Temo proprio che nei giorni scorsi, scrivendo di doglianze come il terremoto e i migranti, abbia dato l’impressione di voler fare la morale a qualcuno. Per quanto basso e periferico sia il piedistallo di questa rubrica, è quasi inevitabile, salendovi, indulgere in quel trombonismo così comune nell’italiano medio che si rivolge a un pubblico, sia lo faccia da un giornale, sia da un palco o perfino, dopo il terzo bicchiere di vino, dal matrimonio di un amico. Tutto ciò non mi esime dallo scusarmi con voi per il sussiego dispensato: non c’è colpa peggiore, nel mio codice morale, che ammorbare il prossimo con prediche non richieste. Per questa ragione, oggi vorrei sterzare su un argomento meno esposto alla retorica.
In tutto il mondo, ieri, è risuonata (letteralmente) l’eco di un anniversario rock, anzi pop: i 50 anni dall’ultimo concerto dei Beatles.
Esso si tenne a San Francisco al Candlestick Park (che è uno stadio, non un parco) davanti a 25mila persone. I quattro suonarono in tutto undici canzoni: una “scaletta” che li tenne impegnati poco più di mezz’ora. In compenso, scattarono molte fotografie: al pubblico e a se stessi, senza che nessuno gridasse al miracolo per l’invenzione (?) del selfie.
Da un punto di vista musicale, tutt’altro che un’occasione memorabile: l’impianto di amplificazione era ridicolo se rapportato all dimensioni dello stadio e la musica risultò coperta dalle ininterrotte urla delle fan. I Beatles stessi non vedevano l’ora di chiudere e di liberarsi così dell’ormai insopportabile peso dei tour.

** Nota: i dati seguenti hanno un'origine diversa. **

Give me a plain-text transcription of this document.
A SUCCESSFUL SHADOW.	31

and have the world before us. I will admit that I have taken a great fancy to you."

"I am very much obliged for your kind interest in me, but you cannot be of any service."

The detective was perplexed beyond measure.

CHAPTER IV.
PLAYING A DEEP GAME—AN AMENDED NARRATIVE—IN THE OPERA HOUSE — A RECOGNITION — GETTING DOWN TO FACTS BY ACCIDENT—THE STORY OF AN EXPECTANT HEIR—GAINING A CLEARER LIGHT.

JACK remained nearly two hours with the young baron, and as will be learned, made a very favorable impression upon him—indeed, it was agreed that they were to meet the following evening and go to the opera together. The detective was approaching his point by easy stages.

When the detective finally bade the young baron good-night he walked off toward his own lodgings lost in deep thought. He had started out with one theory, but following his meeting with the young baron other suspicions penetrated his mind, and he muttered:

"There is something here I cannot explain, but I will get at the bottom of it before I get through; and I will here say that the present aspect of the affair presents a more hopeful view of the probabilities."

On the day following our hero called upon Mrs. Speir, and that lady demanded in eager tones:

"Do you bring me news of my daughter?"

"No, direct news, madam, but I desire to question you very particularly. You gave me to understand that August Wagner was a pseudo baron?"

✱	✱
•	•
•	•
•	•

Come sappiamo bene, però, la storia pop del mondo si basa non tanto su criteri di qualità estetica quanto di intensità simbolica. In questo, poche circostanze battono il concerto di Candlestick Park. Potessi tornare indietro nel tempo è proprio questo il momento storico, tra quelli nell’arco della mia vita, al quale non vorrei mancare. Un brutto concerto dei Beatles nel 1966 rivestirebbe la mia vita della sua perfetta colonna sonora.